А тут вдруг – война, вероломное нападение германцев. Все стремительно сдвинулось с места и перемешалось: кого мобилизовали, кто сам, добровольно, пошел защищать родину, кто по собственному желанию в тыл поехал, спасать себя и детей своих, кто по указанию сверху – военные заводы налаживать, чтобы все необходимое для победы на фронт поступало исправно. Моисея на фронт не пустили из-за трехпалой правой руки. Он бы пошел воевать, да винтовку в руках держать не сможет, никчемный он на войне. От него здесь проку больше будет: кому что продать, обменять нужно, он всем поможет. У него – тележка, какой-никакой транспорт, и репутация хорошая, люди ему доверяют.

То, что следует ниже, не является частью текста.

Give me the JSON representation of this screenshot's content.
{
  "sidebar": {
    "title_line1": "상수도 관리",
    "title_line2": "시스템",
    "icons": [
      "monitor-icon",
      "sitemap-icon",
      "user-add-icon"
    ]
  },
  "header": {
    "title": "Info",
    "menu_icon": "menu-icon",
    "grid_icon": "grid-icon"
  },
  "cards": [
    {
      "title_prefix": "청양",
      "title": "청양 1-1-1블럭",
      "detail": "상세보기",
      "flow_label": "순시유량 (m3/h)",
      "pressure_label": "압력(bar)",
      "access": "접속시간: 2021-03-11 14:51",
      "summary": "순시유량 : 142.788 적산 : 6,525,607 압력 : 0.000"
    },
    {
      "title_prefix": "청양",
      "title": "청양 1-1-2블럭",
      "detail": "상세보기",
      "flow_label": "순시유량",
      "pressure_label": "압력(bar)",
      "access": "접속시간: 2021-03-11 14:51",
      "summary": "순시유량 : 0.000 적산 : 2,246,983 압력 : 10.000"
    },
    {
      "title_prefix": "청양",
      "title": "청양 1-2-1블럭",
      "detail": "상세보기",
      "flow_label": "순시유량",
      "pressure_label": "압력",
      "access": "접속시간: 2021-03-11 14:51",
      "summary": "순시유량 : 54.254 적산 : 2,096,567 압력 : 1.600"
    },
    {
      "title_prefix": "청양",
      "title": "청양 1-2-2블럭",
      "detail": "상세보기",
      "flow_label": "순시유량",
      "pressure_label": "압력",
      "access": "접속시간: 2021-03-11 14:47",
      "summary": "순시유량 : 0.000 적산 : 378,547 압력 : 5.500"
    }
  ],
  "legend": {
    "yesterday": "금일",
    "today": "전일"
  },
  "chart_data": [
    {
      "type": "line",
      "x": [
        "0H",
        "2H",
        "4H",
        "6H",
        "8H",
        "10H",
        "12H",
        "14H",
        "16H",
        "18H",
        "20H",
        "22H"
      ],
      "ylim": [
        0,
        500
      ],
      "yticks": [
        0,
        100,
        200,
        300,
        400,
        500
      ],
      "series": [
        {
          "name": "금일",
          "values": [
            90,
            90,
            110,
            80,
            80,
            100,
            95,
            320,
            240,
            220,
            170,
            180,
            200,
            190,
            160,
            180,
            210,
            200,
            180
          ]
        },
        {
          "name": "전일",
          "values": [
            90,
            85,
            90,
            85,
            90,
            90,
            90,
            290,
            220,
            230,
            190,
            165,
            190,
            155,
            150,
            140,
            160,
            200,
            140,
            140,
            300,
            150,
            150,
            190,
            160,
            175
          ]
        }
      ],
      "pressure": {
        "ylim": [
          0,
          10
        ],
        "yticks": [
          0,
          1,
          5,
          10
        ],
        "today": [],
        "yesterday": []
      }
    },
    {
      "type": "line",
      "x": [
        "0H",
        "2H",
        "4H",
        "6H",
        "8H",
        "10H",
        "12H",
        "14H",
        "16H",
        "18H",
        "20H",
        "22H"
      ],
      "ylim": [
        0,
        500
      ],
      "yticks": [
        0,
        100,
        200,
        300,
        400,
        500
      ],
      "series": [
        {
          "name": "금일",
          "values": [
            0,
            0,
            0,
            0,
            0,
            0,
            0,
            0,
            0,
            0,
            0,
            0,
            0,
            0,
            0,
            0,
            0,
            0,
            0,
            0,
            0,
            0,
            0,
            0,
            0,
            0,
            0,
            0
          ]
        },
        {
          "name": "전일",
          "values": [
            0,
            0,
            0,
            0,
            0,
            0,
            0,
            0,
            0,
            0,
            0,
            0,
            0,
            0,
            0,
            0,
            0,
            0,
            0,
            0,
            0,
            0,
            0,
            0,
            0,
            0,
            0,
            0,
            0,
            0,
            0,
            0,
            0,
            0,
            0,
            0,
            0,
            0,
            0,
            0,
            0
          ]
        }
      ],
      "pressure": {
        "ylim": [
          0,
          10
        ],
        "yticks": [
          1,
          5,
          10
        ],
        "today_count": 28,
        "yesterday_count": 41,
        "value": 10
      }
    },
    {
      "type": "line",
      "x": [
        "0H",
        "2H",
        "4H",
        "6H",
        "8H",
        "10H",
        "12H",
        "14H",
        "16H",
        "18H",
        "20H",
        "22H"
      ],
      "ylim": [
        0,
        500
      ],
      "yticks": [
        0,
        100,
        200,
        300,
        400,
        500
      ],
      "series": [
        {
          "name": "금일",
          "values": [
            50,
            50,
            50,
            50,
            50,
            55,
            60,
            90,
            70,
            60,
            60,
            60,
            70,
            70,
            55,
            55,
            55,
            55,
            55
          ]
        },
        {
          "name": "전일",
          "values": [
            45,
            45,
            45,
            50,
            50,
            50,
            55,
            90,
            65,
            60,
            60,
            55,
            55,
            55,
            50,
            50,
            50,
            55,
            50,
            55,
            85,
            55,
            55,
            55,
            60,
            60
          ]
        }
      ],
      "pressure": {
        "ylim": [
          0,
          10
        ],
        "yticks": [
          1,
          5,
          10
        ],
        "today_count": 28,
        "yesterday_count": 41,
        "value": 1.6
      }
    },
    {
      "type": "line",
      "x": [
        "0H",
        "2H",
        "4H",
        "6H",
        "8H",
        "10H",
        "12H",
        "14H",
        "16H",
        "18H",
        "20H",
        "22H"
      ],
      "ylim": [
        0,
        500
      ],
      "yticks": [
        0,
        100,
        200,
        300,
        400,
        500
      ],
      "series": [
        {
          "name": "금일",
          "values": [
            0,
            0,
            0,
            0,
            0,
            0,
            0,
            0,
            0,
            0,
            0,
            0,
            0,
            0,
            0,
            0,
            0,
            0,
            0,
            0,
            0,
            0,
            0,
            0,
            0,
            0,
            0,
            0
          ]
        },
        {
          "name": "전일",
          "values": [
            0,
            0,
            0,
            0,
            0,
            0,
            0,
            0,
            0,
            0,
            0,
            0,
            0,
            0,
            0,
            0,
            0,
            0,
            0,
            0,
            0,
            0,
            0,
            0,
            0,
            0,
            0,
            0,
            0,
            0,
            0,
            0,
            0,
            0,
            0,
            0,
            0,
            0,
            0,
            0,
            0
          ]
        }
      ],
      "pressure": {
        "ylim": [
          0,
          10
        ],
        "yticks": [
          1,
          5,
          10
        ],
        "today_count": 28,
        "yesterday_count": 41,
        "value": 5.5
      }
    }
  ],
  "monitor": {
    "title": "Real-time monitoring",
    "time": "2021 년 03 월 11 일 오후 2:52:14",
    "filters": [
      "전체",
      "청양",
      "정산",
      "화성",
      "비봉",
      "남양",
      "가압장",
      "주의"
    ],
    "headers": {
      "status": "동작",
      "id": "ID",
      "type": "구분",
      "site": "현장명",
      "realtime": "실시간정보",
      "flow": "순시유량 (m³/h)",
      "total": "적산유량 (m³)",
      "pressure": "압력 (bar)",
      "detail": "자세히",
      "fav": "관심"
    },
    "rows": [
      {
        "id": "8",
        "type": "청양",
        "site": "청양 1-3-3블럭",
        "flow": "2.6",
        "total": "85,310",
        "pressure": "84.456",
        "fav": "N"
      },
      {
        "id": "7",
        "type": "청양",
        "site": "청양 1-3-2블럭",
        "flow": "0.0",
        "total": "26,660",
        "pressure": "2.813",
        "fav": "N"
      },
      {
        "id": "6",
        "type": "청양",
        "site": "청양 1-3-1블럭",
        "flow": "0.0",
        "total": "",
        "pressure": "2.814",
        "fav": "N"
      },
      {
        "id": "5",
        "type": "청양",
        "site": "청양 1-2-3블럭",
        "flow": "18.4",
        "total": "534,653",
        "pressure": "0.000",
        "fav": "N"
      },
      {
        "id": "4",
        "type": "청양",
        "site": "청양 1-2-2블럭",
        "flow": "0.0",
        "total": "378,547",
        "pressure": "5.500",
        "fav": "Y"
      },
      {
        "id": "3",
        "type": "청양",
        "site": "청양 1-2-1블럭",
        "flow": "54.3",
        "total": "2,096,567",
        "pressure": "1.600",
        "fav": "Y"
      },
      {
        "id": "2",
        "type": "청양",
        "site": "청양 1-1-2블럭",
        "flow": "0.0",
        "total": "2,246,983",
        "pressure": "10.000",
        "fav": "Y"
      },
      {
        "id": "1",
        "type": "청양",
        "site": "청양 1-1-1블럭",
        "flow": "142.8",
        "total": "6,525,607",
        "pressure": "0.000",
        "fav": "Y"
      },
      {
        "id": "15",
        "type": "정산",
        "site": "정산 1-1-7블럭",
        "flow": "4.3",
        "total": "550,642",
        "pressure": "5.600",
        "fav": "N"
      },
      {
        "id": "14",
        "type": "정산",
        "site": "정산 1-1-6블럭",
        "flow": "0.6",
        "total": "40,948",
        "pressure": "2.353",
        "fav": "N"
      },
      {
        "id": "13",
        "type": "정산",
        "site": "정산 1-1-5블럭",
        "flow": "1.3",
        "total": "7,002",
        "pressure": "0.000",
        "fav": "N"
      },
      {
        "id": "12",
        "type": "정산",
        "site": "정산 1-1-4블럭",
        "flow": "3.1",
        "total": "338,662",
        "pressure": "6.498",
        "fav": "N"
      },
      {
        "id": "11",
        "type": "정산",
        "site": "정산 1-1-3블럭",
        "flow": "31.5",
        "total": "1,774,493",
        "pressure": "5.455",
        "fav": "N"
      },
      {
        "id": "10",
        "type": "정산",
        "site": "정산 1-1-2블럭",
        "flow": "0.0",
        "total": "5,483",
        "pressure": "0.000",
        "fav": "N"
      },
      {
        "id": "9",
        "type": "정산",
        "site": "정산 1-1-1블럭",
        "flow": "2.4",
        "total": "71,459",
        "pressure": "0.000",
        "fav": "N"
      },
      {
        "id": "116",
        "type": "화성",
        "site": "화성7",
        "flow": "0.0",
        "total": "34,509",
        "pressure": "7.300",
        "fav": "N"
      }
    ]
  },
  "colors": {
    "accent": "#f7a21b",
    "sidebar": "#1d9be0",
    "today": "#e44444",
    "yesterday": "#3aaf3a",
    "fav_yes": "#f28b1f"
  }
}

Кто знал, что все так обернется?
На первый приказ немецких властей «Евреям явиться на регистрацию» откликнулись немногие. Зарегистрировались и пошли по домам. Второй раз приказ вывесили, больше евреев пришло, но и этих зарегистрировали и отпустили. А в третий раз пришли почти все, с вещами, как было приказано, и вот идут толпой по Старопортофранковской под шорох медленно кружащих листьев. Поискал глазами профессора, плетется, с трудом переставляя ноги, желтый лист каштана опустился на плечи возле массивной складчатой шеи и как приклеился. Моисей смотрел на Ястребнера: словно через годы шагал у него на глазах, с каждым шагом старился лет на десять – и вместо недавней злобы охватила его жалость и вроде вина какая-то. В чем виноват, понять не мог, в этой толпе они все без вины виноватые. Может, плохо отблагодарил его тогда.
Ведь профессор вроде предупредил его или, во всяком случае, хотел предупредить. Не зря Моисей отправил Фаю к дальним родственникам, подальше от города, хитрость употребил, чтобы уговорить, – наотрез отказывалась. С трудом убедил – бабушка Мира, дескать, одна лежит в параличе, недвижимая, все разбежались, кто на фронт, кто в тыл, а ее впопыхах забыли на старой кровати за буфетом в углу, где валялось барахло всякое, что в дорогу с собой не взяли. Для убедительности добавил – соседка бабушки Миры рассказала, случайно на вокзале встретились. А так и было на самом деле: та проездом через Одессу во Фрунзе, а он тоже проездом через вокзал домой, с тележкой – может, кто пожитки второпях позабыл на перроне, такое случалось уже – пригодятся кому-никому.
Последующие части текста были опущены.